Conflicts of interest
Koji Nakagawa, Takashi Horikawa, Keisuke Shiobara, Shota Hatakeyama, Hideaki Watanabe, Satoru Takamizawa, and Rikikazu Sugiyama declare no conflicts of interest that could appear to influence the results from this study.
Funding
This study was conducted with funding from the authors’ group without any external sources.
Authors contributions
Nakagawa K is the principal investigator. Horikawa T, Shiobara K, Watanabe H, and Takamizawa S collaborated in the collection of the clinical data. Hatakeyama S and Nakagawa K performed the statistical data analysis. Sugiyama R organized this study. All authors agree with the content of this manuscript. Everyone in the author list reviewed the final manuscript prior to submission.

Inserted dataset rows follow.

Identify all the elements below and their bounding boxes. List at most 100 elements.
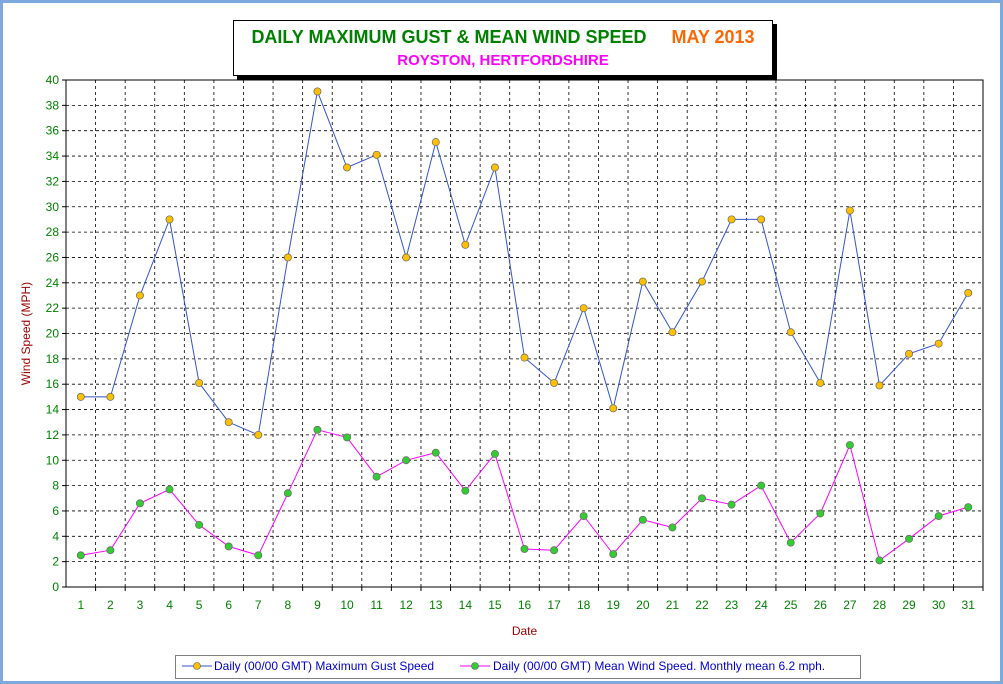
chart-title-line: DAILY MAXIMUM GUST & MEAN WIND SPEED MAY… bbox=[234, 27, 772, 48]
y-tick-label: 6 bbox=[52, 504, 59, 518]
gust-data-point bbox=[727, 215, 736, 224]
y-tick-label: 24 bbox=[46, 276, 60, 290]
gust-data-point bbox=[875, 381, 884, 390]
y-tick-label: 30 bbox=[46, 200, 60, 214]
mean-data-point bbox=[698, 494, 706, 503]
x-tick-label: 31 bbox=[962, 598, 976, 612]
x-tick-label: 5 bbox=[196, 598, 203, 612]
gust-data-point bbox=[816, 378, 825, 387]
y-tick-label: 38 bbox=[46, 98, 60, 112]
mean-data-point bbox=[402, 456, 411, 465]
y-axis-label: Wind Speed (MPH) bbox=[19, 282, 33, 385]
gust-data-point bbox=[786, 328, 795, 337]
gust-data-point bbox=[668, 328, 677, 337]
x-tick-label: 8 bbox=[285, 598, 292, 612]
legend-gust-label: Daily (00/00 GMT) Maximum Gust Speed bbox=[214, 659, 435, 673]
gust-data-point bbox=[964, 288, 973, 297]
legend-mean-swatch bbox=[460, 662, 490, 670]
mean-data-point bbox=[816, 509, 825, 518]
mean-data-point bbox=[845, 441, 854, 449]
x-tick-label: 1 bbox=[77, 598, 84, 612]
mean-data-point bbox=[727, 500, 736, 509]
gust-data-point bbox=[490, 163, 499, 172]
mean-data-point bbox=[579, 512, 588, 520]
gust-data-point bbox=[905, 349, 913, 358]
x-tick-label: 9 bbox=[314, 598, 321, 612]
chart-subtitle: ROYSTON, HERTFORDSHIRE bbox=[397, 52, 609, 69]
mean-data-point bbox=[609, 550, 618, 558]
y-tick-label: 20 bbox=[46, 327, 60, 341]
x-tick-label: 18 bbox=[577, 598, 591, 612]
gust-data-point bbox=[550, 378, 559, 387]
x-tick-label: 13 bbox=[429, 598, 443, 612]
y-tick-label: 8 bbox=[52, 479, 59, 493]
x-tick-label: 21 bbox=[666, 598, 680, 612]
x-tick-label: 28 bbox=[873, 598, 887, 612]
gust-data-point bbox=[757, 215, 766, 224]
y-tick-label: 2 bbox=[52, 555, 59, 569]
x-tick-label: 29 bbox=[902, 598, 916, 612]
gust-data-point bbox=[283, 253, 292, 262]
x-tick-label: 10 bbox=[340, 598, 354, 612]
y-tick-label: 28 bbox=[46, 225, 60, 239]
gust-data-point bbox=[313, 87, 322, 96]
x-tick-label: 23 bbox=[725, 598, 739, 612]
mean-data-point bbox=[165, 485, 174, 494]
mean-data-point bbox=[905, 534, 913, 543]
gust-data-point bbox=[845, 206, 854, 215]
mean-data-point bbox=[668, 523, 677, 532]
mean-data-point bbox=[313, 425, 322, 434]
gust-data-point bbox=[136, 291, 144, 300]
mean-data-point bbox=[431, 448, 440, 457]
legend-mean-label: Daily (00/00 GMT) Mean Wind Speed. Month… bbox=[493, 659, 826, 673]
y-tick-label: 22 bbox=[46, 301, 60, 315]
gust-data-point bbox=[343, 163, 351, 172]
gust-data-point bbox=[698, 277, 706, 286]
x-tick-label: 30 bbox=[932, 598, 946, 612]
gust-data-point bbox=[520, 353, 529, 362]
gust-data-point bbox=[372, 150, 381, 159]
gust-data-point bbox=[638, 277, 647, 286]
y-tick-label: 36 bbox=[46, 124, 60, 138]
mean-data-point bbox=[254, 551, 263, 560]
mean-data-point bbox=[550, 546, 559, 555]
x-tick-label: 22 bbox=[695, 598, 709, 612]
mean-data-point bbox=[757, 481, 766, 490]
gust-data-point bbox=[609, 404, 618, 413]
chart-title: DAILY MAXIMUM GUST & MEAN WIND SPEED bbox=[251, 27, 647, 47]
mean-data-point bbox=[490, 449, 499, 458]
mean-data-point bbox=[195, 520, 204, 529]
y-tick-label: 40 bbox=[46, 73, 60, 87]
gust-data-point bbox=[76, 392, 85, 401]
gust-data-point bbox=[195, 378, 204, 387]
gust-data-point bbox=[402, 253, 411, 262]
y-tick-label: 12 bbox=[46, 428, 60, 442]
x-tick-label: 25 bbox=[784, 598, 798, 612]
x-tick-label: 19 bbox=[607, 598, 621, 612]
y-tick-label: 34 bbox=[46, 149, 60, 163]
mean-data-point bbox=[638, 515, 647, 524]
y-tick-label: 18 bbox=[46, 352, 60, 366]
mean-data-point bbox=[224, 542, 233, 551]
mean-data-point bbox=[372, 472, 381, 481]
x-tick-label: 26 bbox=[814, 598, 828, 612]
title-box: DAILY MAXIMUM GUST & MEAN WIND SPEED MAY… bbox=[233, 20, 773, 76]
x-tick-label: 15 bbox=[488, 598, 502, 612]
mean-data-point bbox=[875, 556, 884, 565]
x-tick-label: 6 bbox=[225, 598, 232, 612]
mean-data-point bbox=[786, 538, 795, 547]
gust-data-point bbox=[579, 304, 588, 313]
mean-data-point bbox=[106, 546, 115, 555]
x-tick-label: 24 bbox=[754, 598, 768, 612]
x-axis-label: Date bbox=[512, 624, 538, 638]
gust-data-point bbox=[461, 240, 470, 249]
mean-data-point bbox=[136, 499, 144, 508]
x-tick-label: 4 bbox=[166, 598, 173, 612]
x-tick-label: 11 bbox=[370, 598, 383, 612]
x-tick-label: 12 bbox=[399, 598, 413, 612]
legend-gust-swatch bbox=[182, 662, 212, 670]
x-tick-label: 27 bbox=[843, 598, 857, 612]
mean-data-point bbox=[934, 512, 943, 520]
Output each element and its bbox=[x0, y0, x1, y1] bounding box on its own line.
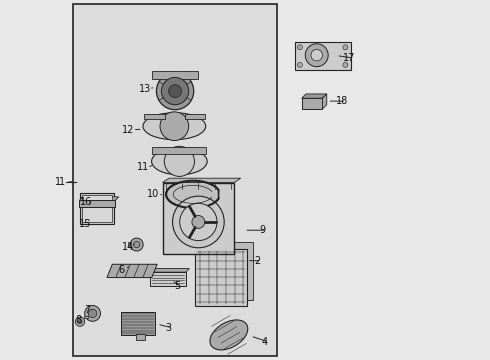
Text: 6: 6 bbox=[118, 265, 124, 275]
Circle shape bbox=[88, 309, 97, 318]
Text: 13: 13 bbox=[139, 84, 151, 94]
Circle shape bbox=[133, 241, 140, 248]
Bar bbox=[150, 272, 186, 286]
Text: 2: 2 bbox=[254, 256, 261, 266]
Bar bbox=[185, 114, 205, 119]
Ellipse shape bbox=[151, 148, 207, 175]
Polygon shape bbox=[302, 94, 327, 98]
Circle shape bbox=[130, 238, 143, 251]
Bar bbox=[163, 183, 234, 254]
Text: 3: 3 bbox=[165, 323, 171, 333]
Bar bbox=[152, 147, 206, 154]
Circle shape bbox=[164, 146, 195, 176]
Bar bbox=[84, 316, 88, 319]
Text: 9: 9 bbox=[260, 225, 266, 235]
Circle shape bbox=[172, 196, 224, 248]
Polygon shape bbox=[163, 178, 241, 183]
Circle shape bbox=[85, 306, 100, 321]
Text: 7: 7 bbox=[84, 305, 90, 315]
Bar bbox=[152, 71, 198, 78]
Text: 8: 8 bbox=[75, 315, 81, 325]
Circle shape bbox=[305, 44, 328, 67]
Circle shape bbox=[192, 216, 205, 228]
Text: 17: 17 bbox=[343, 53, 355, 63]
Bar bbox=[136, 334, 145, 339]
Text: 14: 14 bbox=[122, 242, 135, 252]
Bar bbox=[80, 193, 114, 224]
Polygon shape bbox=[79, 197, 119, 201]
Text: 1: 1 bbox=[59, 177, 65, 187]
Bar bbox=[73, 4, 277, 356]
Circle shape bbox=[78, 319, 82, 324]
Bar bbox=[195, 249, 247, 306]
Circle shape bbox=[156, 72, 194, 110]
Text: 18: 18 bbox=[336, 96, 348, 106]
Bar bbox=[144, 114, 166, 119]
Polygon shape bbox=[166, 181, 219, 208]
Bar bbox=[122, 312, 155, 335]
Circle shape bbox=[343, 45, 348, 50]
Bar bbox=[82, 195, 112, 222]
Text: 12: 12 bbox=[122, 125, 135, 135]
Circle shape bbox=[311, 49, 322, 61]
Circle shape bbox=[75, 317, 85, 326]
Text: 10: 10 bbox=[147, 189, 160, 199]
Ellipse shape bbox=[210, 320, 248, 350]
Polygon shape bbox=[107, 264, 157, 278]
Bar bbox=[295, 41, 351, 69]
Ellipse shape bbox=[143, 113, 206, 140]
Text: 4: 4 bbox=[262, 337, 268, 347]
Circle shape bbox=[297, 62, 302, 67]
Circle shape bbox=[180, 203, 217, 240]
Text: 16: 16 bbox=[80, 197, 93, 207]
Bar bbox=[302, 98, 322, 109]
Polygon shape bbox=[322, 94, 327, 109]
Bar bbox=[79, 201, 115, 207]
Polygon shape bbox=[201, 242, 253, 300]
Circle shape bbox=[160, 112, 189, 140]
Bar bbox=[128, 242, 137, 247]
Text: 5: 5 bbox=[174, 281, 180, 291]
Circle shape bbox=[169, 85, 181, 98]
Circle shape bbox=[343, 62, 348, 67]
Text: 11: 11 bbox=[137, 162, 149, 172]
Text: 1: 1 bbox=[55, 177, 61, 187]
Circle shape bbox=[161, 77, 189, 105]
Polygon shape bbox=[150, 269, 190, 272]
Text: 15: 15 bbox=[78, 219, 91, 229]
Circle shape bbox=[297, 45, 302, 50]
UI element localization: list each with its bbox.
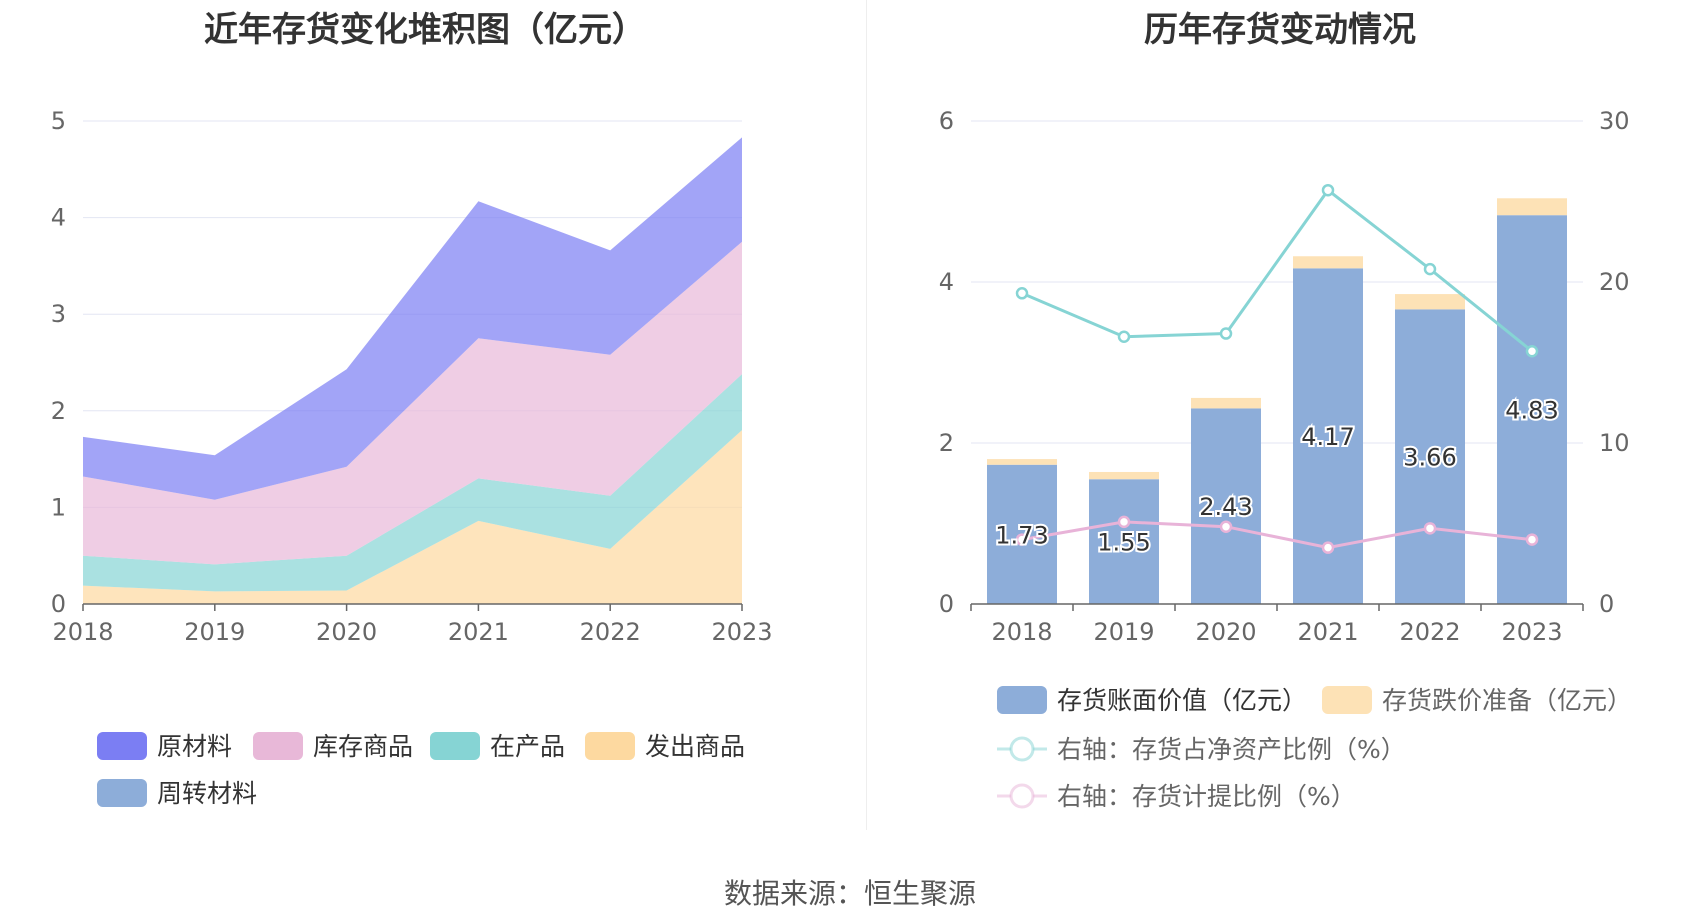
bar-book-value (1089, 479, 1159, 604)
right-chart-title: 历年存货变动情况 (1144, 10, 1416, 50)
net-asset-ratio-point (1219, 327, 1233, 340)
left-x-tick-label: 2023 (711, 618, 772, 646)
panel-divider (866, 0, 867, 830)
bar-value-label: 2.43 (1199, 493, 1252, 521)
right-y2-tick-label: 30 (1599, 107, 1630, 135)
right-x-tick-label: 2020 (1195, 618, 1256, 646)
left-legend-label: 周转材料 (157, 779, 257, 808)
bar-value-label: 1.73 (995, 521, 1048, 549)
left-legend-swatch (253, 732, 303, 760)
area-wip (83, 374, 742, 592)
right-legend-label: 存货跌价准备（亿元） (1382, 686, 1632, 715)
left-legend-swatch (97, 732, 147, 760)
left-y-tick-label: 4 (51, 204, 66, 232)
left-legend-swatch (430, 732, 480, 760)
area-shipped_goods (83, 430, 742, 604)
left-legend-label: 在产品 (490, 732, 565, 761)
left-y-tick-label: 1 (51, 493, 66, 521)
left-x-tick-label: 2020 (316, 618, 377, 646)
bar-value-label: 3.66 (1403, 444, 1456, 472)
bar-book-value (1395, 309, 1465, 604)
right-y2-tick-label: 0 (1599, 590, 1614, 618)
bar-impairment (1293, 256, 1363, 269)
provision-ratio-point (1525, 533, 1539, 546)
right-legend-label: 右轴：存货占净资产比例（%） (1057, 735, 1406, 764)
provision-ratio-point (1219, 520, 1233, 533)
left-legend-swatch (585, 732, 635, 760)
bar-value-label: 1.55 (1097, 529, 1150, 557)
right-x-tick-label: 2022 (1399, 618, 1460, 646)
right-legend-swatch (997, 686, 1047, 714)
left-y-tick-label: 0 (51, 590, 66, 618)
data-source-note: 数据来源：恒生聚源 (723, 877, 976, 910)
left-legend-swatch (97, 779, 147, 807)
bar-book-value (1191, 408, 1261, 604)
provision-ratio-point (1015, 533, 1029, 546)
right-x-tick-label: 2018 (991, 618, 1052, 646)
right-legend-swatch (1322, 686, 1372, 714)
right-x-tick-label: 2023 (1501, 618, 1562, 646)
right-y-tick-label: 0 (939, 590, 954, 618)
right-y2-tick-label: 10 (1599, 429, 1630, 457)
provision-ratio-line (1021, 520, 1533, 550)
left-chart: 0 1 2 3 4 5 2018 2019 2020 2021 2022 2023 原材料 库存商品 在产品… (51, 107, 773, 808)
area-raw_materials (83, 137, 742, 500)
left-y-tick-label: 3 (51, 300, 66, 328)
provision-ratio-point (1117, 515, 1131, 529)
left-y-tick-label: 5 (51, 107, 66, 135)
right-y-tick-label: 2 (939, 429, 954, 457)
left-legend-label: 发出商品 (645, 732, 745, 761)
right-legend-label: 右轴：存货计提比例（%） (1057, 782, 1356, 811)
left-legend-label: 库存商品 (313, 732, 413, 761)
right-legend-label: 存货账面价值（亿元） (1057, 686, 1307, 715)
area-inventory_goods (83, 241, 742, 565)
right-legend-marker (1009, 736, 1035, 762)
left-x-tick-label: 2021 (448, 618, 509, 646)
bar-impairment (1497, 198, 1567, 216)
bar-impairment (1191, 397, 1261, 409)
net-asset-ratio-point (1423, 262, 1437, 276)
right-y2-tick-label: 20 (1599, 268, 1630, 296)
left-y-tick-label: 2 (51, 397, 66, 425)
right-x-tick-label: 2019 (1093, 618, 1154, 646)
net-asset-ratio-point (1117, 330, 1131, 343)
bar-impairment (1089, 471, 1159, 480)
net-asset-ratio-point (1321, 183, 1335, 197)
left-x-tick-label: 2022 (580, 618, 641, 646)
right-legend-marker (1009, 783, 1035, 809)
left-legend-label: 原材料 (157, 732, 232, 761)
provision-ratio-point (1423, 522, 1437, 535)
net-asset-ratio-point (1015, 287, 1029, 300)
bar-value-label: 4.17 (1301, 423, 1354, 451)
bar-impairment (1395, 294, 1465, 310)
bar-value-label: 4.83 (1505, 397, 1558, 425)
left-x-tick-label: 2019 (184, 618, 245, 646)
left-x-tick-label: 2018 (52, 618, 113, 646)
right-y-tick-label: 6 (939, 107, 954, 135)
bar-impairment (987, 459, 1057, 465)
net-asset-ratio-line (1021, 188, 1533, 353)
net-asset-ratio-point (1525, 344, 1539, 358)
right-chart: 0 2 4 6 0 10 20 30 2018 2019 2020 2021 2022 2023 1.73 1… (939, 107, 1632, 811)
provision-ratio-point (1321, 541, 1335, 554)
right-x-tick-label: 2021 (1297, 618, 1358, 646)
right-y-tick-label: 4 (939, 268, 954, 296)
left-chart-title: 近年存货变化堆积图（亿元） (204, 10, 646, 50)
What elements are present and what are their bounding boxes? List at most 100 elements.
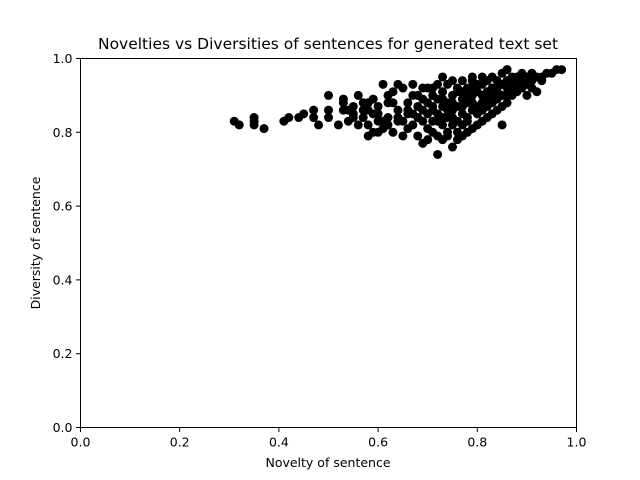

Human Rights Statements and informed consent
This study was performed in accordance with the ethical standards as laid down in the 1964 Declaration of Helsinki and its later amendments or comparable ethical standards, and it was reviewed and approved by the institutional review board of Sugiyama Clinic (18-0001). All patients received and signed informed written consent forms before entering the study, and they also were given the option to withdraw from the study at any time during treatment.